En 2005, la Suprema Corte, en uno de los pocos casos decididos por 11 de sus miembros, ratificó el derecho a la conversión autrorizada en el exterior por rabinos reformistas o conservadores, y tales conversiones deben ser inscriptas en el Registro de la Población. Pero los ortodoxos no lo aceptan, a la vez que los rabinos no ortodoxos siguen luchando por su derecho a autorizar conversiones, y destruir el monopolio ortodoxo en materia de derechos personales. Que el conflicto no está agotado lo prueban los sucesos recientes.

Guiur en las Fuerzas Armadas
Esto me trae a la delicada cuestion de la conversión de no judíos o judíos dudosos por las autoridades religiosas de las fuerzas armadas, asunto que se viene discutiendo ahora.

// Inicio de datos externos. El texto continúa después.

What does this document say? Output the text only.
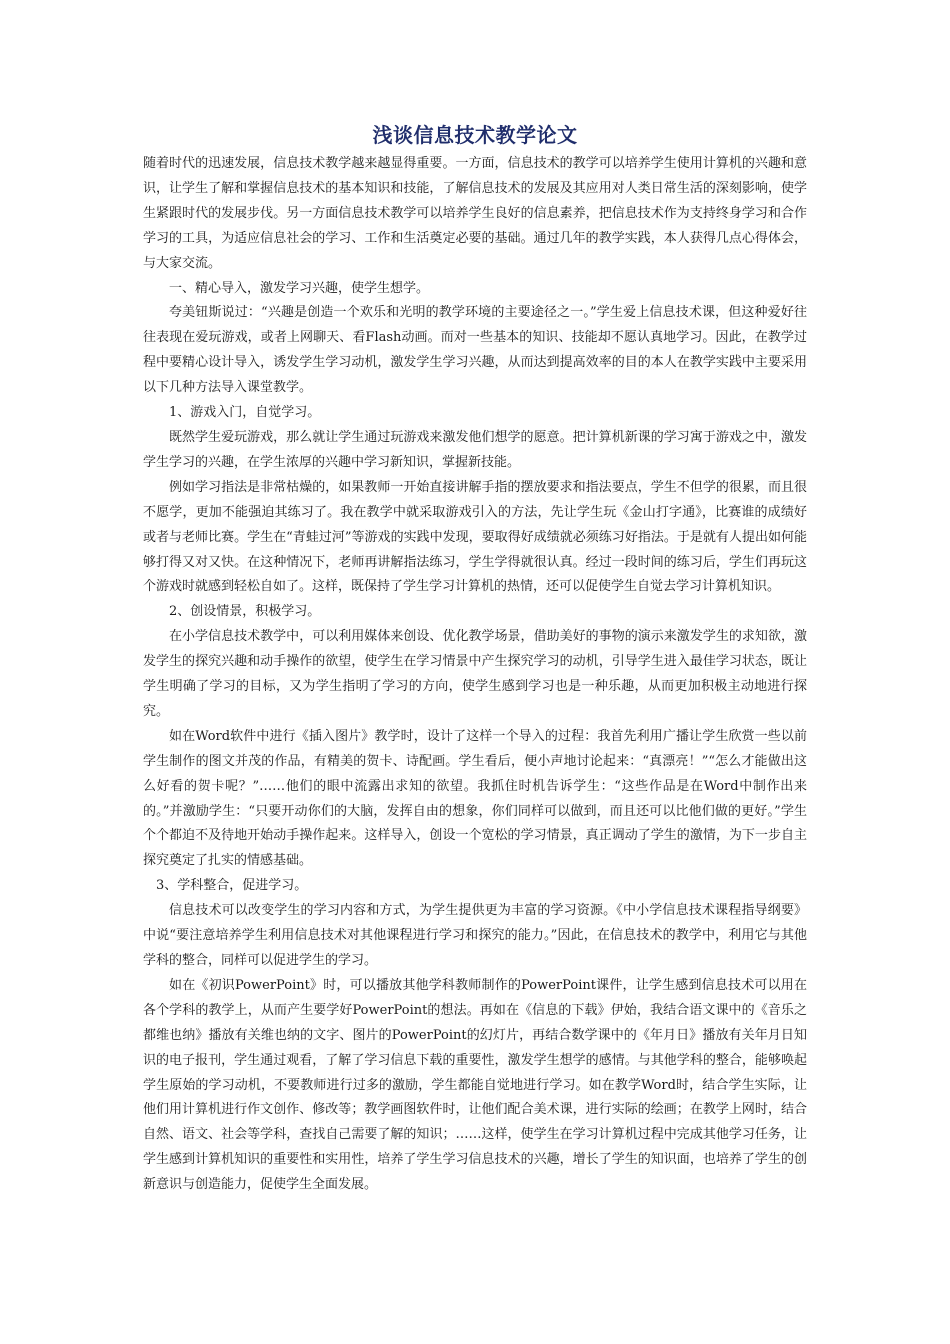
浅谈信息技术教学论文

随着时代的迅速发展，信息技术教学越来越显得重要。一方面，信息技术的教学可以培养学生使用计算机的兴趣和意识，让学生了解和掌握信息技术的基本知识和技能，了解信息技术的发展及其应用对人类日常生活的深刻影响，使学生紧跟时代的发展步伐。另一方面信息技术教学可以培养学生良好的信息素养，把信息技术作为支持终身学习和合作学习的工具，为适应信息社会的学习、工作和生活奠定必要的基础。通过几年的教学实践，本人获得几点心得体会，与大家交流。

一、精心导入，激发学习兴趣，使学生想学。

夸美钮斯说过：“兴趣是创造一个欢乐和光明的教学环境的主要途径之一。”学生爱上信息技术课，但这种爱好往往表现在爱玩游戏，或者上网聊天、看Flash动画。而对一些基本的知识、技能却不愿认真地学习。因此，在教学过程中要精心设计导入，诱发学生学习动机，激发学生学习兴趣，从而达到提高效率的目的本人在教学实践中主要采用以下几种方法导入课堂教学。

1、游戏入门，自觉学习。

既然学生爱玩游戏，那么就让学生通过玩游戏来激发他们想学的愿意。把计算机新课的学习寓于游戏之中，激发学生学习的兴趣，在学生浓厚的兴趣中学习新知识，掌握新技能。

例如学习指法是非常枯燥的，如果教师一开始直接讲解手指的摆放要求和指法要点，学生不但学的很累，而且很不愿学，更加不能强迫其练习了。我在教学中就采取游戏引入的方法，先让学生玩《金山打字通》，比赛谁的成绩好或者与老师比赛。学生在“青蛙过河”等游戏的实践中发现，要取得好成绩就必须练习好指法。于是就有人提出如何能够打得又对又快。在这种情况下，老师再讲解指法练习，学生学得就很认真。经过一段时间的练习后，学生们再玩这个游戏时就感到轻松自如了。这样，既保持了学生学习计算机的热情，还可以促使学生自觉去学习计算机知识。

2、创设情景，积极学习。

在小学信息技术教学中，可以利用媒体来创设、优化教学场景，借助美好的事物的演示来激发学生的求知欲，激发学生的探究兴趣和动手操作的欲望，使学生在学习情景中产生探究学习的动机，引导学生进入最佳学习状态，既让学生明确了学习的目标，又为学生指明了学习的方向，使学生感到学习也是一种乐趣，从而更加积极主动地进行探究。

如在Word软件中进行《插入图片》教学时，设计了这样一个导入的过程：我首先利用广播让学生欣赏一些以前学生制作的图文并茂的作品，有精美的贺卡、诗配画。学生看后，便小声地讨论起来：“真漂亮！”“怎么才能做出这么好看的贺卡呢？”……他们的眼中流露出求知的欲望。我抓住时机告诉学生：“这些作品是在Word中制作出来的。”并激励学生：“只要开动你们的大脑，发挥自由的想象，你们同样可以做到，而且还可以比他们做的更好。”学生个个都迫不及待地开始动手操作起来。这样导入，创设一个宽松的学习情景，真正调动了学生的激情，为下一步自主探究奠定了扎实的情感基础。

3、学科整合，促进学习。

信息技术可以改变学生的学习内容和方式，为学生提供更为丰富的学习资源。《中小学信息技术课程指导纲要》中说“要注意培养学生利用信息技术对其他课程进行学习和探究的能力。”因此，在信息技术的教学中，利用它与其他学科的整合，同样可以促进学生的学习。

如在《初识PowerPoint》时，可以播放其他学科教师制作的PowerPoint课件，让学生感到信息技术可以用在各个学科的教学上，从而产生要学好PowerPoint的想法。再如在《信息的下载》伊始，我结合语文课中的《音乐之都维也纳》播放有关维也纳的文字、图片的PowerPoint的幻灯片，再结合数学课中的《年月日》播放有关年月日知识的电子报刊，学生通过观看，了解了学习信息下载的重要性，激发学生想学的感情。与其他学科的整合，能够唤起学生原始的学习动机，不要教师进行过多的激励，学生都能自觉地进行学习。如在教学Word时，结合学生实际，让他们用计算机进行作文创作、修改等；教学画图软件时，让他们配合美术课，进行实际的绘画；在教学上网时，结合自然、语文、社会等学科，查找自己需要了解的知识；……这样，使学生在学习计算机过程中完成其他学习任务，让学生感到计算机知识的重要性和实用性，培养了学生学习信息技术的兴趣，增长了学生的知识面，也培养了学生的创新意识与创造能力，促使学生全面发展。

No tengo autoridad para opinar si los rabinos militares convierten al judaísmo conforme a todas las normas ortodoxas. El rabino Drukman sostiene que sí; los rabinos ultraortodoxos lo niegan. El gobierno creó una comisión para examinar el tema, pero la comisión se desintegró antes aun de comenzar sus actividades. La cuestión es delicada y lo imporante no es si el proceso de conversión fue perfecto o no. Lo importante es si el ejército debe intervenir en la cuestión y ser un factor en la conversión al judaísmo de soldados no judíos. Que hay tales soldados es un hecho. La mayoría de ellos son inmigrantes o hijos de inmigrantes venidos de Europa Oriental y es razonable pensar que muchos entre ellos quieren convertirse al judaísmo, por razones religiosas o sociales no religiosas.
También es razonable suponer que no a todos les interesa la conversión y que hay quienes no son religiosos del todo y no les importa seguir siendo tales.
Las fuerzas armadas no tienen que desempeñar papel alguno en estas cosas. La conversión, el cambio de religión, es un fenómeno filosófico y emocional, que pertenece estrictamente al ámbito de la conciencia individual. Nadie debe ser coercionado en sentido alguno en estos asuntos. Y el mero hecho de que el ejército, con toda su autoridad moral, su prestigio, su influencia en la sociedad israelí, se tome la atribución de convertir, aunque no aplique presión alguna sobre los soldados, implica coerción, se exprese o no en actos concretos.
Las fuerzas armadas pueden -y aun esto es dudoso- ayudar a un soldado que voluntariamente, por su propia determinación volitiva, por haber llegado a la convicción de que quiere ser judío y actuar como un judío religioso, cumpliendo todos los mandamientos religiosos, desea someterse a un proceso de conversión conforme a los principios del judaísmo. Pero no deben ver en ello un componente de sus cometidos. El ejercito no debe ni convertir, ni delegar en uno de sus órganos esa tarea, ni inducir a la conversión. No es su terreno de acción.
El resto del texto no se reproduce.